The dynamics of the interstellar medium is dominated by events like supernovae explosions that can be modelled as irrotational flows. The first part is dedicated to the analysis of some characteristics of these flows, in particular how they influence the typical turbulent magnetic diffusivity of a medium, and it is shown that the diffusivity is generally enhanced, except for some specific cases such as steady potential flows, where it can be lowered. Moreover, it is examined how such flows can develop vorticity when they occur in environments affected by rotation or shear, or that are not barotropic.

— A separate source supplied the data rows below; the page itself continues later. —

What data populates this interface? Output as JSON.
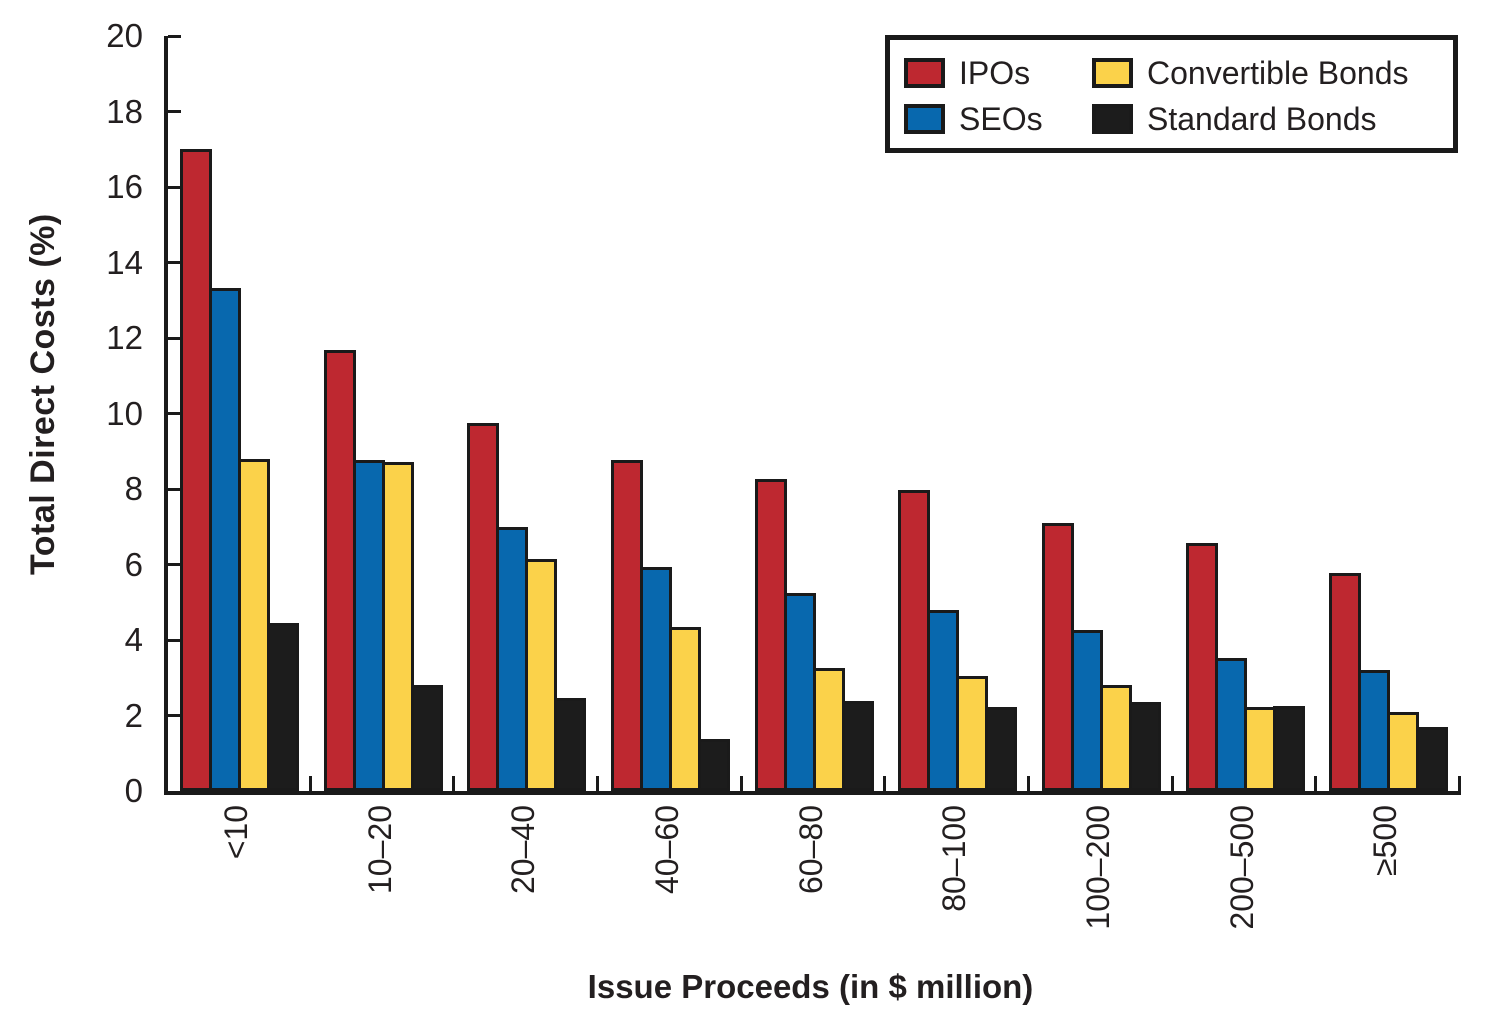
{
  "chart_data": {
    "type": "bar",
    "title": "",
    "xlabel": "Issue Proceeds (in $ million)",
    "ylabel": "Total Direct Costs (%)",
    "categories": [
      "<10",
      "10–20",
      "20–40",
      "40–60",
      "60–80",
      "80–100",
      "100–200",
      "200–500",
      "≥500"
    ],
    "series": [
      {
        "name": "IPOs",
        "color": "#BE2830",
        "values": [
          16.96,
          11.63,
          9.7,
          8.72,
          8.2,
          7.91,
          7.06,
          6.53,
          5.72
        ]
      },
      {
        "name": "SEOs",
        "color": "#0868AE",
        "values": [
          13.28,
          8.72,
          6.93,
          5.87,
          5.18,
          4.73,
          4.22,
          3.47,
          3.15
        ]
      },
      {
        "name": "Convertible Bonds",
        "color": "#FBD24A",
        "values": [
          8.75,
          8.65,
          6.1,
          4.28,
          3.2,
          2.99,
          2.76,
          2.16,
          2.04
        ]
      },
      {
        "name": "Standard Bonds",
        "color": "#1C1C1C",
        "values": [
          4.39,
          2.76,
          2.42,
          1.32,
          2.34,
          2.16,
          2.31,
          2.19,
          1.64
        ]
      }
    ],
    "ylim": [
      0,
      20
    ],
    "yticks": [
      0,
      2,
      4,
      6,
      8,
      10,
      12,
      14,
      16,
      18,
      20
    ],
    "grid": false,
    "legend_position": "top-right",
    "colors": {
      "axis": "#1a1a1a",
      "text": "#231f20",
      "background": "#ffffff"
    }
  }
}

Secondly, we examine helical flows, that are of basic importance for the phenomenon of the amplification of magnetic fields, namely the dynamo. Magnetic helicity can arise from the occurrence of an instability: here we focus on the instability of purely toroidal magnetic fields, also known as Tayler instability. It is possible to give a topological interpretation of magnetic helicity. Using this point of view, and being aware that magnetic helicity is a conserved quantity in non-resistive flows, it is illustrated how helical systems preserve magnetic structures longer than non-helical ones.

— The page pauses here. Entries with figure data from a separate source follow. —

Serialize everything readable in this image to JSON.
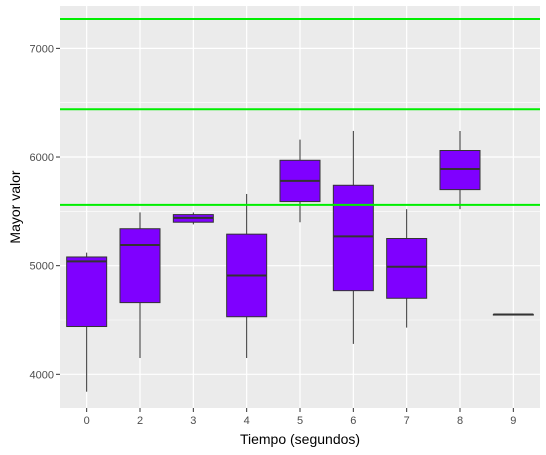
{
  "chart_data": {
    "type": "boxplot",
    "xlabel": "Tiempo (segundos)",
    "ylabel": "Mayor valor",
    "categories": [
      "0",
      "2",
      "3",
      "4",
      "5",
      "6",
      "7",
      "8",
      "9"
    ],
    "boxes": [
      {
        "category": "0",
        "min": 3840,
        "q1": 4440,
        "median": 5040,
        "q3": 5080,
        "max": 5120
      },
      {
        "category": "2",
        "min": 4150,
        "q1": 4660,
        "median": 5190,
        "q3": 5340,
        "max": 5490
      },
      {
        "category": "3",
        "min": 5380,
        "q1": 5400,
        "median": 5440,
        "q3": 5470,
        "max": 5490
      },
      {
        "category": "4",
        "min": 4150,
        "q1": 4530,
        "median": 4910,
        "q3": 5290,
        "max": 5660
      },
      {
        "category": "5",
        "min": 5400,
        "q1": 5590,
        "median": 5780,
        "q3": 5970,
        "max": 6160
      },
      {
        "category": "6",
        "min": 4280,
        "q1": 4770,
        "median": 5270,
        "q3": 5740,
        "max": 6240
      },
      {
        "category": "7",
        "min": 4430,
        "q1": 4700,
        "median": 4990,
        "q3": 5250,
        "max": 5520
      },
      {
        "category": "8",
        "min": 5520,
        "q1": 5700,
        "median": 5890,
        "q3": 6060,
        "max": 6240
      },
      {
        "category": "9",
        "min": 4550,
        "q1": 4550,
        "median": 4550,
        "q3": 4550,
        "max": 4550
      }
    ],
    "reference_lines": [
      5560,
      6440,
      7270
    ],
    "y_ticks": [
      4000,
      5000,
      6000,
      7000
    ],
    "ylim": [
      3690,
      7390
    ],
    "grid": true,
    "colors": {
      "box_fill": "#7f00ff",
      "box_stroke": "#333333",
      "reference_line": "#00ee00",
      "panel_background": "#ebebeb",
      "grid": "#ffffff"
    }
  }
}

The final part of the thesis deals directly with dynamos. It is shown how to evaluate dynamo transport coefficients with two of the most commonly used techniques, namely the imposed-field and the test-field methods. After that, it is analyzed how dynamos are affected by advection of magnetic fields and material away from the domain in which they operate. It is demonstrated that the presence of an outflow, like stellar or galactic winds in real astrophysical cases, alleviates the so-called catastrophic quenching, that is the damping of a dynamo in highly conductive media, thus allowing the dynamo process to work better.